I kept that house for years, finishing some architectural details that the arrival of Christmas had thwarted, installing new furniture over time, adding dishes and doormats and plastic chickens. I borrowed baby Stevie from my Sunshine Family dolls and he lived happily in a second story bedroom. I finished painting the front railings just about the time we had to put it into storage, the year I turned 16. I knew I’d miss it in my new German bedroom.

Four years later, having left West Germany behind and returned Stateside, a truck arrived with Mom and Dad’s things that had been stored away for all that time. A huge box was placed upon the grass, DOLLHOUSE scrawled across the lid in bold Sharpie.

“Where do you want this?” the man asked, indifferently.

“Just leave it right here for now,” Mom replied, handing me a box cutter. I think she was as excited as I was.

We sliced the tape, folded back the lid, and there it was.

Smashed.

Busted.

Literal sawdust.

Literal holes.

I turned away, unable to face the shock on Mom’s face. I brushed past oblivious moving men, went into the upheaval of my room and shut the door, flinging myself upon my bed. I cried that day. For far longer than one might think a 20 year old should cry for a broken dollhouse.

It had been a cherished hope. A wonderful surprise. A time-consuming art piece. A creative outlet. A miniature world. The one thing I had missed the most, and looked forward to with the coming of that great big van.

Destroyed.

I wonder, sometimes, if that’s how God looks at His world. He anticipated it; He made it; He saw that it was good. He cherished it; He watched it; He set it up to succeed.

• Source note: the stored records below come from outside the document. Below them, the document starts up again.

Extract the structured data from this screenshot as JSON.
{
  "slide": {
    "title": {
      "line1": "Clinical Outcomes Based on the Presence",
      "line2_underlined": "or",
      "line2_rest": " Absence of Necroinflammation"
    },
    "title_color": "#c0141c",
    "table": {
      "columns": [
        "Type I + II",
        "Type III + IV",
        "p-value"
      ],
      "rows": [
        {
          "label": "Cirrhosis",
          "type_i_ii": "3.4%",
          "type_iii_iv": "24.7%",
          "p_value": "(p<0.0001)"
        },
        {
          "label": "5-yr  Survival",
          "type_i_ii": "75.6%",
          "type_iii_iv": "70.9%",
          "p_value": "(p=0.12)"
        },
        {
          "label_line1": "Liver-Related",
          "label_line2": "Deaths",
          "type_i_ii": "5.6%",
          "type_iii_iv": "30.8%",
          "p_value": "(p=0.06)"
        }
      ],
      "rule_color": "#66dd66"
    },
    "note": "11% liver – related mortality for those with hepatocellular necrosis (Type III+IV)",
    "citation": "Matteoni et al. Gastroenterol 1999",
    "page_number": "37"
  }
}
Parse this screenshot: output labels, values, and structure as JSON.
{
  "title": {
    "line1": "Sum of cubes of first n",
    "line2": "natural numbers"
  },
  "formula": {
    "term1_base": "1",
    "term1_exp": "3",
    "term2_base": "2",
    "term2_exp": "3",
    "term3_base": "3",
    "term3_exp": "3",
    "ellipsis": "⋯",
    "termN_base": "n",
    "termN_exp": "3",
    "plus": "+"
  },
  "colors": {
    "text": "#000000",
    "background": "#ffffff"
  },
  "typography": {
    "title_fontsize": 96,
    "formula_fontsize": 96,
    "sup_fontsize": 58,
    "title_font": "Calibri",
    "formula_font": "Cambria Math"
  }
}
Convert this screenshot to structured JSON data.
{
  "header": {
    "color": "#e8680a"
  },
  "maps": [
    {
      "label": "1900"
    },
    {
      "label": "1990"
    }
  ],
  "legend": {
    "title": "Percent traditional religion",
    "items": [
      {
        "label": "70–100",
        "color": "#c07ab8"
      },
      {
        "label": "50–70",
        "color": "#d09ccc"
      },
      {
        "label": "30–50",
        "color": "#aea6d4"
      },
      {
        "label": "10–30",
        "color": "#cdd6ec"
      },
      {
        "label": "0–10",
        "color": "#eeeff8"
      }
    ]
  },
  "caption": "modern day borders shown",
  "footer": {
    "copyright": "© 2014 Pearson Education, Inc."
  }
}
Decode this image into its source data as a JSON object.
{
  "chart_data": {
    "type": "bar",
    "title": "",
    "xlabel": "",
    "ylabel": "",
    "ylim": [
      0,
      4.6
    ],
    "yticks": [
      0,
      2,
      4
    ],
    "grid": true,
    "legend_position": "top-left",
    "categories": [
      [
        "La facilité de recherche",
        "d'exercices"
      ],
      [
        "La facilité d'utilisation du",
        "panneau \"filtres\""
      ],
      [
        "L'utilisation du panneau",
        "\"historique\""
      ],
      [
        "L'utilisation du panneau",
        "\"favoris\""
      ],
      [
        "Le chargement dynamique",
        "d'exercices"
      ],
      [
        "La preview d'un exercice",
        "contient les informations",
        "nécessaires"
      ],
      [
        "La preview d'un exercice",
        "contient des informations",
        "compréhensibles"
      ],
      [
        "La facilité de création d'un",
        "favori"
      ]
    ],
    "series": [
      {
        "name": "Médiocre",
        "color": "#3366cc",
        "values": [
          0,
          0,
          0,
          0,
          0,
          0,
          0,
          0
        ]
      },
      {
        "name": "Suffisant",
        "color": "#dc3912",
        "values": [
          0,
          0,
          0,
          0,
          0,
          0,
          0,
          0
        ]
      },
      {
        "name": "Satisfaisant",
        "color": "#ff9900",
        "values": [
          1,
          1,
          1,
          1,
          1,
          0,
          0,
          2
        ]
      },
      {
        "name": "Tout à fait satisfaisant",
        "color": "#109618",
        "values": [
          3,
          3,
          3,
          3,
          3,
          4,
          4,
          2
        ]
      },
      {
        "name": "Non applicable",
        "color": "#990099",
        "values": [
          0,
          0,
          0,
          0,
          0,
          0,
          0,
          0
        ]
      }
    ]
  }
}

Yet still it fell. Still it failed. Still sin entered in.

Destroyed.

And so He sent the angel.

So He sent His Son.

So He came to save us.

And as we fling ourselves upon our beds in our misery, we fling ourselves upon His mercy, and that wee tiny baby takes hold of our hearts.

“What shall I give Him, poor as I am? If I were a shepherd, I would give a lamb. If I were a wiseman, I would do my part. But what I can, I give Him. Give my heart.” – Christina Rossetti

(All photos curtesy of my dad. The angel is me, by the way, circa 1976?)